Imaginemos que nos duele algo porque nos hemos dado un golpe contra un objeto. Está claro que la causa del dolor ha sido el golpe, pero aunque se haya producido contra algo externo, el problema está en nuestro cuerpo, así que cuando se trata de paliar el malestar nos centramos en nuestro cuerpo y nos olvidamos de aquello contra lo que nos hemos golpeado. La causa, por tanto, es externa, pero la terapia se aplica sobre uno mismo. El agua oxigenada, si procediera, se aplicaría sobre la herida, no sobre aquello contra lo que nos hemos golpeado, y los cuidados, los que procedieran, se aplicarían también sobre la zona dañada, no sobre el elemento externo. 

Esto que parece de perogrullo y que de manera tan natural y lógica hacemos con el dolor físico, es justo lo opuesto de lo que solemos hacer cuando el dolor es emocional. Con el dolor emocional tenemos siempre la tendencia a centrarnos en la causa externa y a olvidarnos casi completamente de considerar que la solución puede estar -y de hecho siempre está- en cambiar ciertos patrones mentales internos. Le echamos la culpa a las circunstancias o a otras personas, y nos empecinamos en cambiar lo de fuera pero raramente nos centramos en cambiar nuestra interpretación de lo que ha pasado, cosa que por otra parte nos pilla mucho más a mano, es más fácil y siempre es posible. 

En general, esta actitud que tenemos con la gestión del dolor emocional me recuerda a esa ridícula escena que tantas veces hemos visto -al menos yo- en la que cuando un niño se golpea contra algo, pongamos una silla, por ejemplo, a continuación el padre y/o la madre se dirigen a la silla en cuestión y la abroncan y hasta la pegan diciendo aquello de '¡mala, mala y mala!', solazando así el malestar del niño con una especie de justicia universal según la cual la silla ha quedado castigada y condenada por haberse portado mal. Otro ejemplo menos habitual pero que va en la misma línea es uno que vi en 'la mili'. Aunque parezca increíble, había en el cuartel un banco en el que los soldados no nos podíamos sentar porque resulta que estaba arrestado. Se ve que un alto mando se había tropezado con él y se determinó que como escarmiento había que arrestar ¡al banco! No me voy a detener en este asunto, pero reconozco que actualmente todavía tengo la boca un poco abierta del asombro que me causó aquello. En fin, tonterías sin importancia pero que me vienen bien para explicar lo que pienso: lo que pienso es que si algo aflige, hay que reunirse con la aflicción, mirarla a la cara, dejarla que se exprese, contemplarla sin juzgarla y ser consciente de su presencia. Cuando se hace esto, que es un ejercicio eminentemente de interiorización, uno se desidentifica de la propia aflicción, que es el primer paso para quitársela de encima, y resulta además que la simple observación consciente de nuestros problemas mentales es un poderosísimo disolvente de dichos problemas. Es casi milagroso, pero para que esto surta efecto no hay que entenderlo, hay que hacerlo, y puede ser más o menos difícil, pero desde luego si nos empeñamos en pegar a una silla y decirle '¡mala, mala y mala!' vamos a estar haciendo el imbécil durante mucho tiempo y con toda seguridad nos va a seguir doliendo lo que sea que nos duele. 

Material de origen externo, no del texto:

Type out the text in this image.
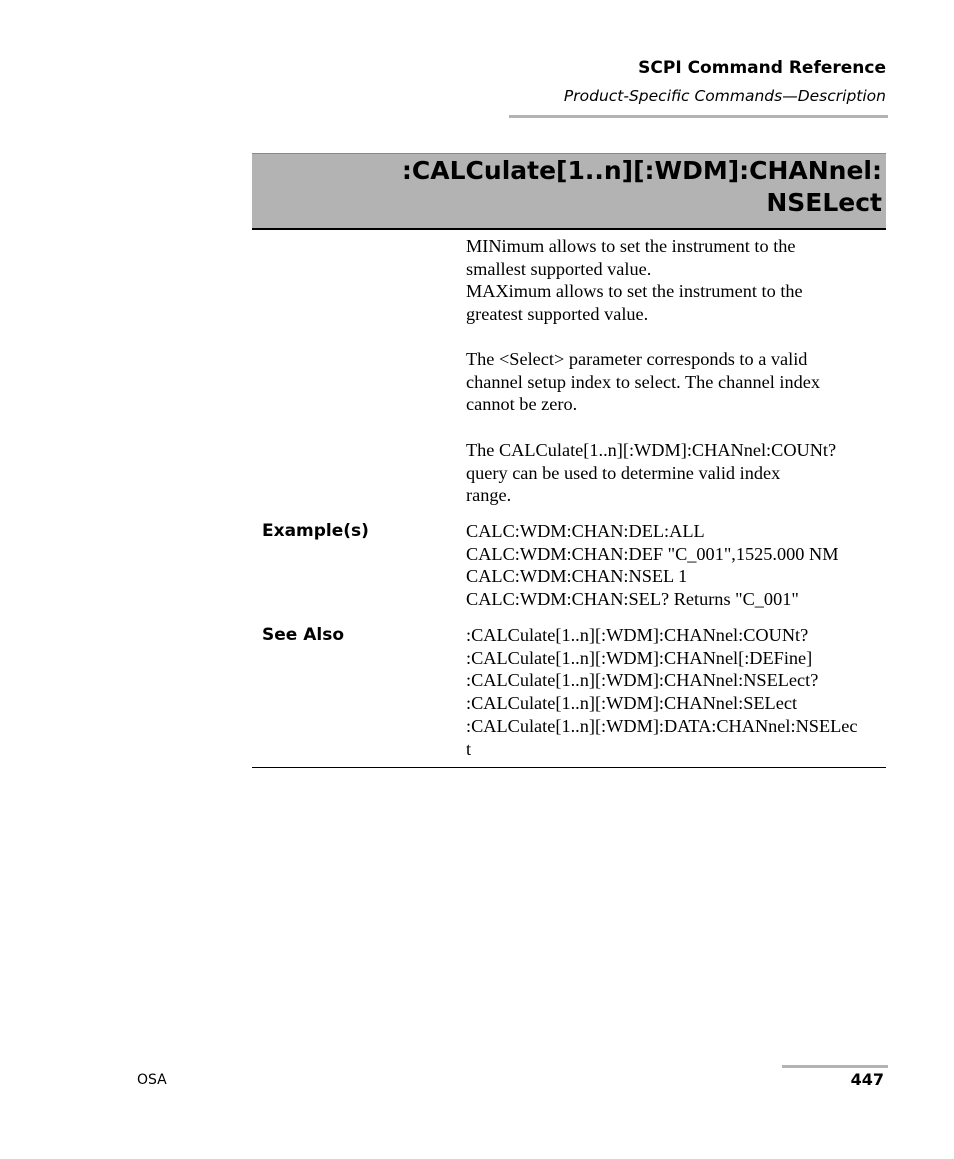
SCPI Command Reference
Product-Specific Commands—Description
:CALCulate[1..n][:WDM]:CHANnel:
NSELect
MINimum allows to set the instrument to the
smallest supported value.
MAXimum allows to set the instrument to the
greatest supported value.
The <Select> parameter corresponds to a valid
channel setup index to select. The channel index
cannot be zero.
The CALCulate[1..n][:WDM]:CHANnel:COUNt?
query can be used to determine valid index
range.
Example(s)	CALC:WDM:CHAN:DEL:ALL
CALC:WDM:CHAN:DEF "C_001",1525.000 NM
CALC:WDM:CHAN:NSEL 1
CALC:WDM:CHAN:SEL? Returns "C_001"
See Also	:CALCulate[1..n][:WDM]:CHANnel:COUNt?
:CALCulate[1..n][:WDM]:CHANnel[:DEFine]
:CALCulate[1..n][:WDM]:CHANnel:NSELect?
:CALCulate[1..n][:WDM]:CHANnel:SELect
:CALCulate[1..n][:WDM]:DATA:CHANnel:NSELec
t
OSA	447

El problema no es lo que nos pasa, sino la interpretación que hacemos de lo que nos pasa. Y el que quiera entender y probar, que entienda y pruebe. El que no, siempre puede pelearse con las sillas o incluso arrestarlas. 

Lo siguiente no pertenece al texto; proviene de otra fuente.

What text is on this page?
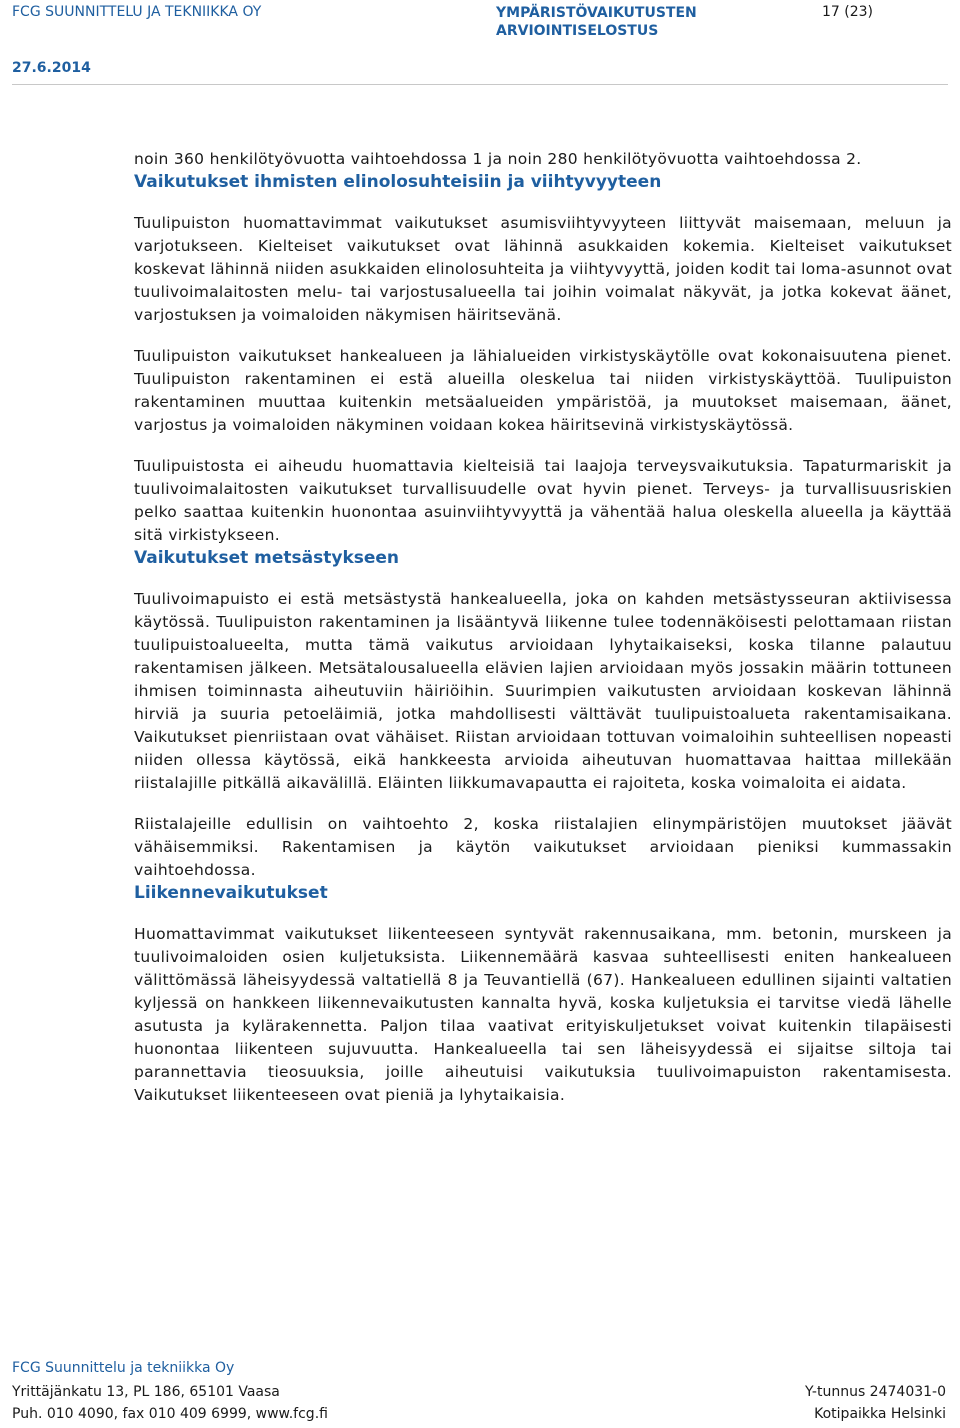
FCG SUUNNITTELU JA TEKNIIKKA OY	YMPÄRISTÖVAIKUTUSTEN
ARVIOINTISELOSTUS
17 (23)
27.6.2014

noin 360 henkilötyövuotta vaihtoehdossa 1 ja noin 280 henkilötyövuotta vaihtoehdossa 2.

Vaikutukset ihmisten elinolosuhteisiin ja viihtyvyyteen

Tuulipuiston huomattavimmat vaikutukset asumisviihtyvyyteen liittyvät maisemaan, meluun ja varjotukseen. Kielteiset vaikutukset ovat lähinnä asukkaiden kokemia. Kielteiset vaikutukset koskevat lähinnä niiden asukkaiden elinolosuhteita ja viihtyvyyttä, joiden kodit tai loma-asunnot ovat tuulivoimalaitosten melu- tai varjostusalueella tai joihin voimalat näkyvät, ja jotka kokevat äänet, varjostuksen ja voimaloiden näkymisen häiritsevänä.

Tuulipuiston vaikutukset hankealueen ja lähialueiden virkistyskäytölle ovat kokonaisuutena pienet. Tuulipuiston rakentaminen ei estä alueilla oleskelua tai niiden virkistyskäyttöä. Tuulipuiston rakentaminen muuttaa kuitenkin metsäalueiden ympäristöä, ja muutokset maisemaan, äänet, varjostus ja voimaloiden näkyminen voidaan kokea häiritsevinä virkistyskäytössä.

Tuulipuistosta ei aiheudu huomattavia kielteisiä tai laajoja terveysvaikutuksia. Tapaturmariskit ja tuulivoimalaitosten vaikutukset turvallisuudelle ovat hyvin pienet. Terveys- ja turvallisuusriskien pelko saattaa kuitenkin huonontaa asuinviihtyvyyttä ja vähentää halua oleskella alueella ja käyttää sitä virkistykseen.

Vaikutukset metsästykseen

Tuulivoimapuisto ei estä metsästystä hankealueella, joka on kahden metsästysseuran aktiivisessa käytössä. Tuulipuiston rakentaminen ja lisääntyvä liikenne tulee todennäköisesti pelottamaan riistan tuulipuistoalueelta, mutta tämä vaikutus arvioidaan lyhytaikaiseksi, koska tilanne palautuu rakentamisen jälkeen. Metsätalousalueella elävien lajien arvioidaan myös jossakin määrin tottuneen ihmisen toiminnasta aiheutuviin häiriöihin. Suurimpien vaikutusten arvioidaan koskevan lähinnä hirviä ja suuria petoeläimiä, jotka mahdollisesti välttävät tuulipuistoalueta rakentamisaikana. Vaikutukset pienriistaan ovat vähäiset. Riistan arvioidaan tottuvan voimaloihin suhteellisen nopeasti niiden ollessa käytössä, eikä hankkeesta arvioida aiheutuvan huomattavaa haittaa millekään riistalajille pitkällä aikavälillä. Eläinten liikkumavapautta ei rajoiteta, koska voimaloita ei aidata.

Riistalajeille edullisin on vaihtoehto 2, koska riistalajien elinympäristöjen muutokset jäävät vähäisemmiksi. Rakentamisen ja käytön vaikutukset arvioidaan pieniksi kummassakin vaihtoehdossa.

Liikennevaikutukset

Huomattavimmat vaikutukset liikenteeseen syntyvät rakennusaikana, mm. betonin, murskeen ja tuulivoimaloiden osien kuljetuksista. Liikennemäärä kasvaa suhteellisesti eniten hankealueen välittömässä läheisyydessä valtatiellä 8 ja Teuvantiellä (67). Hankealueen edullinen sijainti valtatien kyljessä on hankkeen liikennevaikutusten kannalta hyvä, koska kuljetuksia ei tarvitse viedä lähelle asutusta ja kylärakennetta. Paljon tilaa vaativat erityiskuljetukset voivat kuitenkin tilapäisesti huonontaa liikenteen sujuvuutta. Hankealueella tai sen läheisyydessä ei sijaitse siltoja tai parannettavia tieosuuksia, joille aiheutuisi vaikutuksia tuulivoimapuiston rakentamisesta. Vaikutukset liikenteeseen ovat pieniä ja lyhytaikaisia.

FCG Suunnittelu ja tekniikka Oy
Yrittäjänkatu 13, PL 186, 65101 Vaasa
Puh. 010 4090, fax 010 409 6999, www.fcg.fi
Y-tunnus 2474031-0
Kotipaikka Helsinki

domingo, 20 de marzo de 2016

Sobre estar muerto o no estarlo



Gran parte de las cosas que se me ocurre escribir son consecuencia de conversaciones que he mantenido o de ideas que he leído. Hace poco, hablando con una amiga, yo llegué a decir que a mí me da igual estar muerto que no estarlo. Ella me rebatió de una manera que aún me tiene asombrado: 'Todavía no te veo ahí' -me dijo-, lo cual me chocó por dos razones. La primera es que así dicho me dio la sensación de que tuviera una especie de superpoder para identificar a la gente a la que le da igual estar muerta y a la que no, y la segunda es que al decir 'todavía' interpreté que eso de que te dé igual estar muerto podría ser algo así como el final de una evolución personal, una especie de escalada, y que en concreto yo estaba aún lejos de llegar a la cima de ese proceso. 

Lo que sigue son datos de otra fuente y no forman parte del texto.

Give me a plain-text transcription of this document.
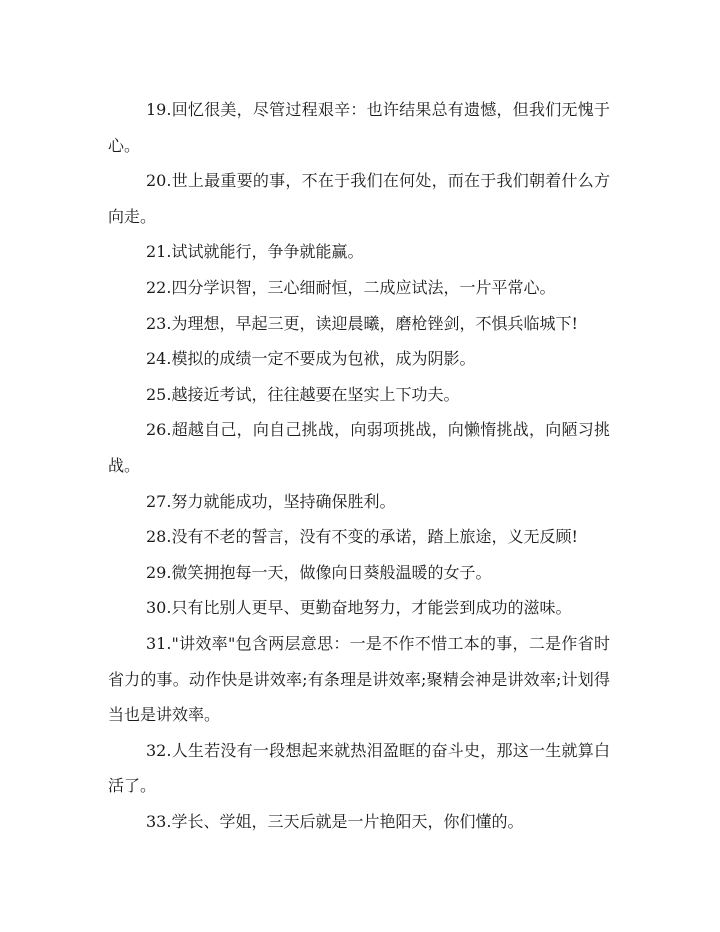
19.回忆很美，尽管过程艰辛：也许结果总有遗憾，但我们无愧于心。

20.世上最重要的事，不在于我们在何处，而在于我们朝着什么方向走。

21.试试就能行，争争就能赢。

22.四分学识智，三心细耐恒，二成应试法，一片平常心。

23.为理想，早起三更，读迎晨曦，磨枪锉剑，不惧兵临城下!

24.模拟的成绩一定不要成为包袱，成为阴影。

25.越接近考试，往往越要在坚实上下功夫。

26.超越自己，向自己挑战，向弱项挑战，向懒惰挑战，向陋习挑战。

27.努力就能成功，坚持确保胜利。

28.没有不老的誓言，没有不变的承诺，踏上旅途，义无反顾!

29.微笑拥抱每一天，做像向日葵般温暖的女子。

30.只有比别人更早、更勤奋地努力，才能尝到成功的滋味。

31."讲效率"包含两层意思：一是不作不惜工本的事，二是作省时省力的事。动作快是讲效率;有条理是讲效率;聚精会神是讲效率;计划得当也是讲效率。

32.人生若没有一段想起来就热泪盈眶的奋斗史，那这一生就算白活了。

33.学长、学姐，三天后就是一片艳阳天，你们懂的。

No sé si interpreté bien o mal, pero como hace ya tres años que no me enfado ni discuto para tener la razón, porque ya no necesito la razón para nada -y esta efemérides es la única que de verdad celebro, ya que los cumpleaños y todas las fiestas de guardar siempre me han dado igual, y me lo siguen dando- y como además me parece que puede parecer insano defender vehementemente la postura de que me da igual estar muerto que no, no insistí en la conversación y cedí mansamente a la afirmación de mi interlocutora. La charla no dio para más en ese sentido, pero ahora que estoy solo y que las fronteras de mi teclado son de viento puedo extenderme en esta idea para dejármelo claro, al menos a mí mismo. 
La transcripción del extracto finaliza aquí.